Seria impossível para mim identificar-me com aquele que encheu páginas e páginas de crônicas e artigos com duras palavras contra  figuras que sempre foram objeto de minha admiração e inspiração: Dom Helder Câmara,  o padre Fernando Bastos d'Ávila, SJ, e o doce Alceu de Amoroso Lima. E que, enquanto isso, exaltava personagens mal-humorados e amargos (embora talentosos) de nossas letras, como o doutor Corção.  

Tampouco me agrada – mais: repugna-me – o descarado machismo daquele que inventou a frase que diz que as mulheres normais gostam de apanhar.  E sempre descreveu a mulher em abjeta submissão ao homem, sua escrava por gosto e opção e não por opressão e violência.  

E, no entanto, não posso deixar de homenagear, por ocasião de seu centenário, o genial escritor de nosso cotidiano brasileiro e carioca; o artista da palavra, que encontrou a expressão adequada e certeira para descrever as paixões ocultas e explícitas das tragédias ou comédias que povoam a vida urbana de todo um povo; o apaixonado e talentoso comentarista esportivo que edificou o Maracanã como templo e elevou os passes de Garrincha e Pelé a uma altura quase litúrgica.  

Minha sensibilidade não pode deixar de comover-se diante do coração emotivo até o extremo do pai que teve que chorar a prisão política  do filho e a cegueira da filha temporã, e o fez com dignidade e discrição.  E minha razão extasia-se diante da inteligência penetrante do escritor, do dramaturgo, do cronista, que encontrou as palavras e metáforas mais que certas para desenhar diante dos leitores e espectadores a vida como ela é.  

E percebo, então, e não sem surpresa, que essa ambiguidade, essa contradição, esse paradoxo é constitutivo da personalidade e do talento de Nelson Rodrigues.  Percebo que não existe um Nelson sem o outro e que é preciso admirá-lo em bloco, ainda que criticamente, sem tentar reduzi-lo ou segmentá-lo em estanques divisões insustentáveis.  
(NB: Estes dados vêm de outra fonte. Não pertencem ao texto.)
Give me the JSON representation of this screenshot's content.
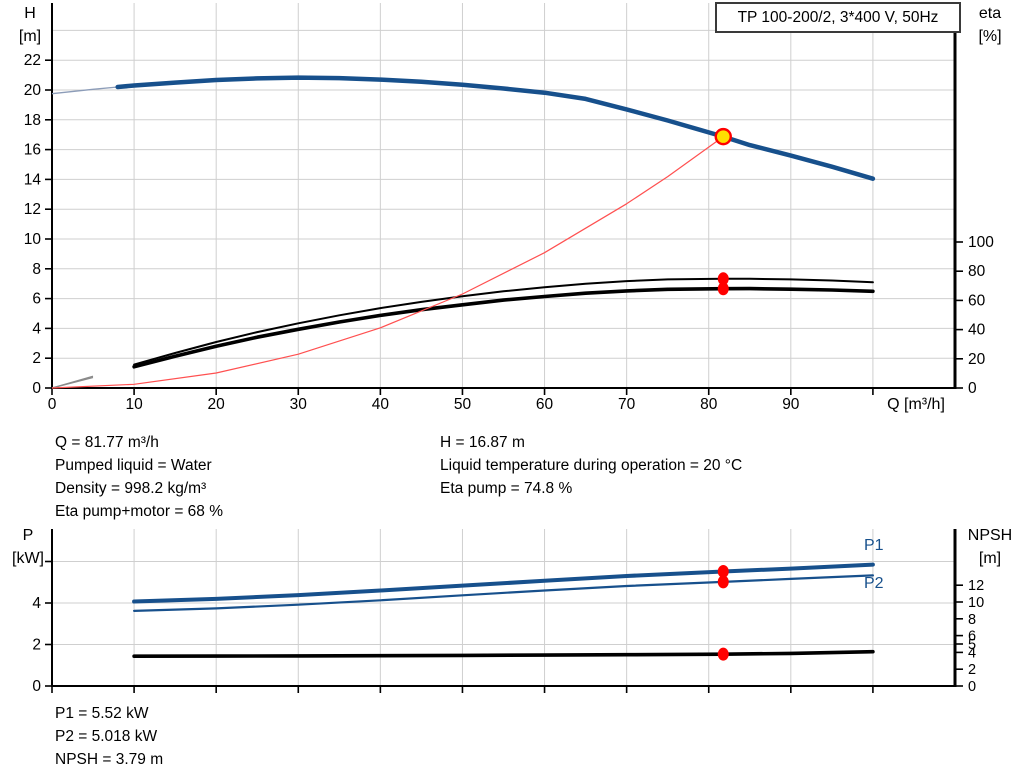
{
  "title_box": {
    "label": "TP 100-200/2, 3*400 V, 50Hz"
  },
  "axis_labels": {
    "h_line1": "H",
    "h_line2": "[m]",
    "eta_line1": "eta",
    "eta_line2": "[%]",
    "q": "Q [m³/h]",
    "p_line1": "P",
    "p_line2": "[kW]",
    "npsh_line1": "NPSH",
    "npsh_line2": "[m]",
    "p1": "P1",
    "p2": "P2"
  },
  "info_top": {
    "left": [
      "Q = 81.77 m³/h",
      "Pumped liquid = Water",
      "Density = 998.2 kg/m³",
      "Eta pump+motor = 68 %"
    ],
    "right": [
      "H = 16.87 m",
      "Liquid temperature during operation = 20 °C",
      "Eta pump = 74.8 %"
    ]
  },
  "info_bottom": [
    "P1 = 5.52 kW",
    "P2 = 5.018 kW",
    "NPSH = 3.79 m"
  ],
  "colors": {
    "curve_blue": "#17508c",
    "thin_blue": "#8c9cb8",
    "curve_black": "#000000",
    "thin_black": "#8a8a8a",
    "system_red": "#ff5050",
    "marker_red": "#ff0000",
    "duty_yellow": "#ffdf00",
    "grid": "#cfcfcf",
    "axis": "#000000"
  },
  "chart_data": [
    {
      "type": "line",
      "title": "TP 100-200/2, 3*400 V, 50Hz",
      "xlabel": "Q [m³/h]",
      "ylabel_left": "H [m]",
      "ylabel_right": "eta [%]",
      "x_range": [
        0,
        110
      ],
      "left_range": [
        0,
        26
      ],
      "right_range": [
        0,
        100
      ],
      "grid": true,
      "x_grid": [
        10,
        20,
        30,
        40,
        50,
        60,
        70,
        80,
        90,
        100
      ],
      "x_ticks": [
        0,
        10,
        20,
        30,
        40,
        50,
        60,
        70,
        80,
        90,
        100
      ],
      "x_tick_labels": [
        0,
        10,
        20,
        30,
        40,
        50,
        60,
        70,
        80,
        90
      ],
      "left_grid": [
        2,
        4,
        6,
        8,
        10,
        12,
        14,
        16,
        18,
        20,
        22,
        24
      ],
      "left_ticks": [
        0,
        2,
        4,
        6,
        8,
        10,
        12,
        14,
        16,
        18,
        20,
        22
      ],
      "left_tick_labels": [
        0,
        2,
        4,
        6,
        8,
        10,
        12,
        14,
        16,
        18,
        20,
        22
      ],
      "right_ticks": [
        0,
        20,
        40,
        60,
        80,
        100
      ],
      "right_tick_labels": [
        0,
        20,
        40,
        60,
        80,
        100
      ],
      "series": [
        {
          "name": "eta-pump-curve",
          "label": "Eta pump",
          "axis": "right",
          "color": "#000000",
          "thin_color": "#8a8a8a",
          "width": 2,
          "thin_until": 8,
          "points": [
            [
              0,
              0
            ],
            [
              5,
              8
            ],
            [
              10,
              16
            ],
            [
              15,
              24
            ],
            [
              20,
              31.5
            ],
            [
              25,
              38.3
            ],
            [
              30,
              44.3
            ],
            [
              35,
              49.8
            ],
            [
              40,
              54.7
            ],
            [
              45,
              59
            ],
            [
              50,
              62.8
            ],
            [
              55,
              66.2
            ],
            [
              60,
              69
            ],
            [
              65,
              71.4
            ],
            [
              70,
              73.2
            ],
            [
              75,
              74.4
            ],
            [
              81.77,
              74.8
            ],
            [
              85,
              74.8
            ],
            [
              90,
              74.4
            ],
            [
              95,
              73.6
            ],
            [
              100,
              72.4
            ]
          ]
        },
        {
          "name": "eta-pump-motor-curve",
          "label": "Eta pump+motor",
          "axis": "right",
          "color": "#000000",
          "thin_color": "#8a8a8a",
          "width": 3.6,
          "thin_until": 8,
          "points": [
            [
              0,
              0
            ],
            [
              5,
              7.2
            ],
            [
              10,
              14.5
            ],
            [
              15,
              21.8
            ],
            [
              20,
              28.6
            ],
            [
              25,
              34.8
            ],
            [
              30,
              40.2
            ],
            [
              35,
              45.2
            ],
            [
              40,
              49.7
            ],
            [
              45,
              53.6
            ],
            [
              50,
              57
            ],
            [
              55,
              60.2
            ],
            [
              60,
              62.7
            ],
            [
              65,
              64.9
            ],
            [
              70,
              66.5
            ],
            [
              75,
              67.6
            ],
            [
              81.77,
              68
            ],
            [
              85,
              68.1
            ],
            [
              90,
              67.7
            ],
            [
              95,
              67.1
            ],
            [
              100,
              66.2
            ]
          ]
        },
        {
          "name": "system-curve",
          "label": "System curve",
          "axis": "left",
          "color": "#ff5050",
          "width": 1.2,
          "points": [
            [
              0,
              0
            ],
            [
              10,
              0.25
            ],
            [
              20,
              1.01
            ],
            [
              30,
              2.27
            ],
            [
              40,
              4.04
            ],
            [
              50,
              6.31
            ],
            [
              60,
              9.08
            ],
            [
              70,
              12.36
            ],
            [
              75,
              14.19
            ],
            [
              81.77,
              16.87
            ]
          ]
        },
        {
          "name": "head-curve",
          "label": "H",
          "axis": "left",
          "color": "#17508c",
          "thin_color": "#8c9cb8",
          "width": 4.5,
          "thin_until": 8,
          "points": [
            [
              0,
              19.75
            ],
            [
              5,
              20.05
            ],
            [
              8,
              20.2
            ],
            [
              10,
              20.3
            ],
            [
              15,
              20.5
            ],
            [
              20,
              20.67
            ],
            [
              25,
              20.78
            ],
            [
              30,
              20.83
            ],
            [
              35,
              20.8
            ],
            [
              40,
              20.7
            ],
            [
              45,
              20.55
            ],
            [
              50,
              20.35
            ],
            [
              55,
              20.1
            ],
            [
              60,
              19.82
            ],
            [
              65,
              19.4
            ],
            [
              70,
              18.7
            ],
            [
              75,
              17.95
            ],
            [
              81.77,
              16.87
            ],
            [
              85,
              16.3
            ],
            [
              90,
              15.6
            ],
            [
              95,
              14.85
            ],
            [
              100,
              14.05
            ]
          ]
        }
      ],
      "markers": [
        {
          "name": "duty-point",
          "axis": "left",
          "q": 81.77,
          "value": 16.87,
          "style": "duty"
        },
        {
          "name": "eta-pump-point",
          "axis": "right",
          "q": 81.77,
          "value": 74.8,
          "style": "red"
        },
        {
          "name": "eta-pump-motor-point",
          "axis": "right",
          "q": 81.77,
          "value": 68,
          "style": "red"
        }
      ]
    },
    {
      "type": "line",
      "title": "",
      "xlabel": "",
      "ylabel_left": "P [kW]",
      "ylabel_right": "NPSH [m]",
      "x_range": [
        0,
        110
      ],
      "left_range": [
        0,
        7.5
      ],
      "right_range": [
        0,
        18.7
      ],
      "grid": true,
      "x_grid": [
        10,
        20,
        30,
        40,
        50,
        60,
        70,
        80,
        90,
        100
      ],
      "x_ticks": [
        0,
        10,
        20,
        30,
        40,
        50,
        60,
        70,
        80,
        90,
        100
      ],
      "x_tick_labels": [],
      "left_grid": [
        2,
        4,
        6
      ],
      "left_ticks": [
        0,
        2,
        4,
        6
      ],
      "left_tick_labels": [
        0,
        2,
        4
      ],
      "right_ticks": [
        0,
        2,
        4,
        5,
        6,
        8,
        10,
        12
      ],
      "right_tick_labels": [
        0,
        2,
        4,
        5,
        6,
        8,
        10,
        12
      ],
      "series": [
        {
          "name": "p1-curve",
          "label": "P1",
          "axis": "left",
          "color": "#17508c",
          "thin_color": "#8c9cb8",
          "width": 4,
          "thin_until": 8,
          "points": [
            [
              0,
              4.0
            ],
            [
              10,
              4.07
            ],
            [
              20,
              4.2
            ],
            [
              30,
              4.38
            ],
            [
              40,
              4.6
            ],
            [
              50,
              4.84
            ],
            [
              60,
              5.07
            ],
            [
              70,
              5.3
            ],
            [
              81.77,
              5.52
            ],
            [
              90,
              5.66
            ],
            [
              100,
              5.85
            ]
          ]
        },
        {
          "name": "p2-curve",
          "label": "P2",
          "axis": "left",
          "color": "#17508c",
          "thin_color": "#8c9cb8",
          "width": 2.2,
          "thin_until": 8,
          "points": [
            [
              0,
              3.56
            ],
            [
              10,
              3.62
            ],
            [
              20,
              3.74
            ],
            [
              30,
              3.92
            ],
            [
              40,
              4.13
            ],
            [
              50,
              4.37
            ],
            [
              60,
              4.6
            ],
            [
              70,
              4.82
            ],
            [
              81.77,
              5.018
            ],
            [
              90,
              5.16
            ],
            [
              100,
              5.33
            ]
          ]
        },
        {
          "name": "npsh-curve",
          "label": "NPSH",
          "axis": "right",
          "color": "#000000",
          "thin_color": "#8a8a8a",
          "width": 3.6,
          "thin_until": 8,
          "points": [
            [
              0,
              3.55
            ],
            [
              10,
              3.55
            ],
            [
              20,
              3.56
            ],
            [
              30,
              3.58
            ],
            [
              40,
              3.61
            ],
            [
              50,
              3.64
            ],
            [
              60,
              3.68
            ],
            [
              70,
              3.73
            ],
            [
              81.77,
              3.79
            ],
            [
              90,
              3.88
            ],
            [
              100,
              4.08
            ]
          ]
        }
      ],
      "markers": [
        {
          "name": "p1-point",
          "axis": "left",
          "q": 81.77,
          "value": 5.52,
          "style": "red"
        },
        {
          "name": "p2-point",
          "axis": "left",
          "q": 81.77,
          "value": 5.018,
          "style": "red"
        },
        {
          "name": "npsh-point",
          "axis": "right",
          "q": 81.77,
          "value": 3.79,
          "style": "red"
        }
      ]
    }
  ]
}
Talvez a constatação desse fato seja uma derivação de sua imortal frase (entre tantas, infinitas outras) que afirma ser toda unanimidade burra.  Nelson, com sua imensa sensibilidade e seu fino humor, percebeu desde sempre que o humano não comporta fixismos radicais nem definições inapeláveis.  Mas, pelo contrário, existe atravessado de pluralidade, de sadia relatividade, onde negativo e positivo se entrelaçam, deixando perceber a inevitável proximidade entre pecado e graça.  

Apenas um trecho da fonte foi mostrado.